When class sizes are so big you can do the stadium wave, barriers to teaching and learning arise: students can feel invisible, and instructors may struggle to engage the entire class — or even most of it. Lately, the problem of connecting in classes with high teacher-to-student ratios has been compounded by the stampede to remote education. Students who might have been blurred faces in a crowded room could be even more invisible online. Whether classes are delivered online or not, we have an opportunity — even an obligation — to reach every student. Beyond the lecture halls and video calls, we can use digital tools to engage everyone in social learning.

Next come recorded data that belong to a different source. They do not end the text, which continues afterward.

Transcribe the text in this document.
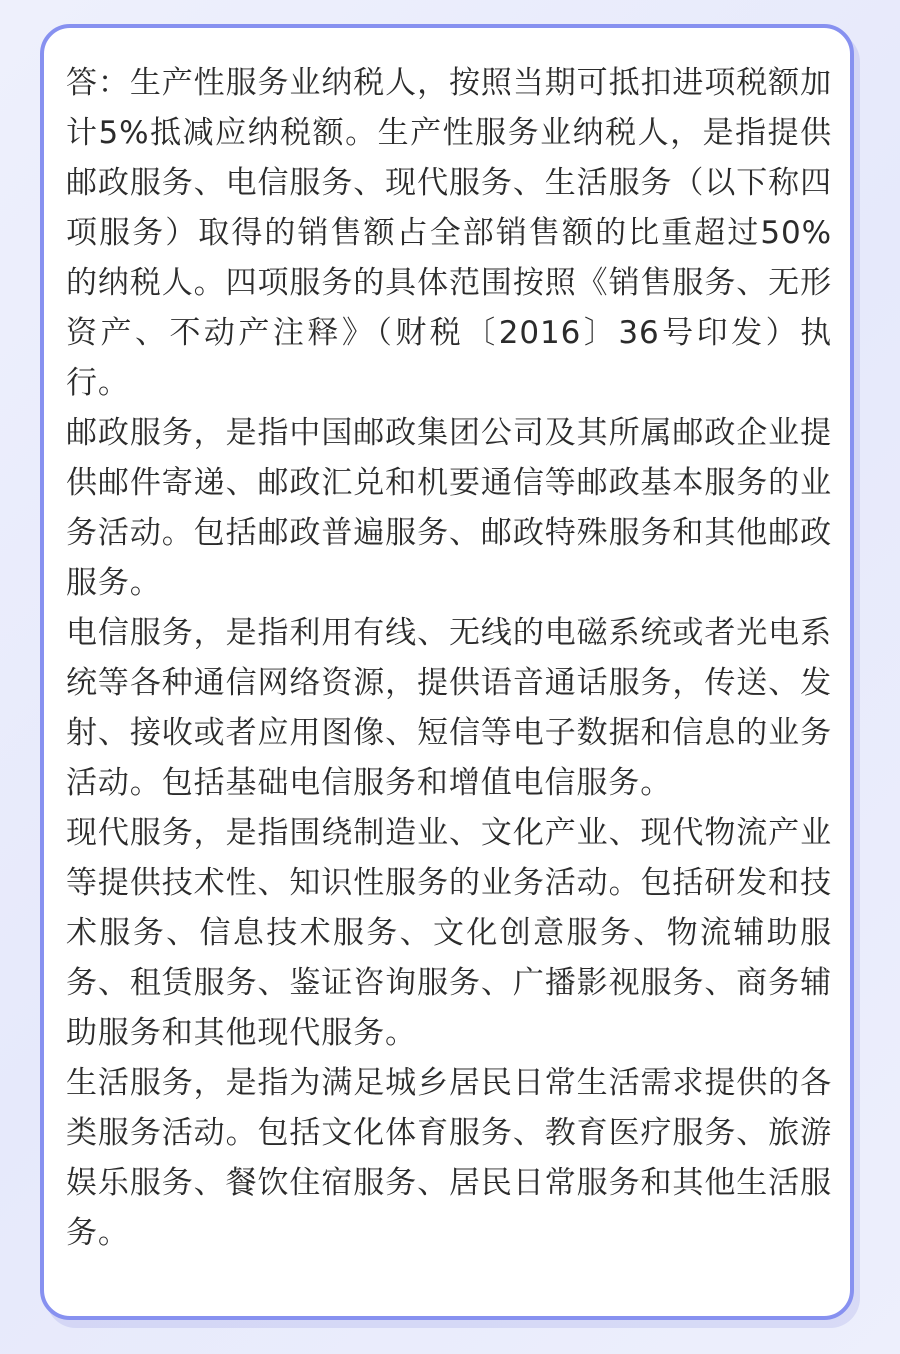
答：生产性服务业纳税人，按照当期可抵扣进项税额加计5%抵减应纳税额。生产性服务业纳税人，是指提供邮政服务、电信服务、现代服务、生活服务（以下称四项服务）取得的销售额占全部销售额的比重超过50%的纳税人。四项服务的具体范围按照《销售服务、无形资产、不动产注释》（财税〔2016〕36号印发）执行。

邮政服务，是指中国邮政集团公司及其所属邮政企业提供邮件寄递、邮政汇兑和机要通信等邮政基本服务的业务活动。包括邮政普遍服务、邮政特殊服务和其他邮政服务。

电信服务，是指利用有线、无线的电磁系统或者光电系统等各种通信网络资源，提供语音通话服务，传送、发射、接收或者应用图像、短信等电子数据和信息的业务活动。包括基础电信服务和增值电信服务。

现代服务，是指围绕制造业、文化产业、现代物流产业等提供技术性、知识性服务的业务活动。包括研发和技术服务、信息技术服务、文化创意服务、物流辅助服务、租赁服务、鉴证咨询服务、广播影视服务、商务辅助服务和其他现代服务。

生活服务，是指为满足城乡居民日常生活需求提供的各类服务活动。包括文化体育服务、教育医疗服务、旅游娱乐服务、餐饮住宿服务、居民日常服务和其他生活服务。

In “Pedagogical Choices Make Large Classes Feel Small,” a National Institute for Learning Outcomes Assessment study, authors Karen Singer-Freeman and Linda Bastone discuss the ways large classrooms can be barriers to student success. They describe how dropout rates can rise as a result, especially for first-year students — who are most likely to be in big intro classes — and vulnerable members of the student population. Singer-Freeman and Bastone recommend breaking students into groups as a basic strategy to build community in large classes.
More and more educators are seeing the deep pedagogical value in collaborative annotation as a social-learning practice, but it doesn’t always work to have hundreds of students annotating the same text. At Hypothesis, the No. 1 request we’ve gotten from teachers has been to have a way to segment large classes. We listened, and we created a solution: new functionality that works with the Canvas LMS to break large classes into sections. This feature can be deployed by the instructor or automated by the LMS.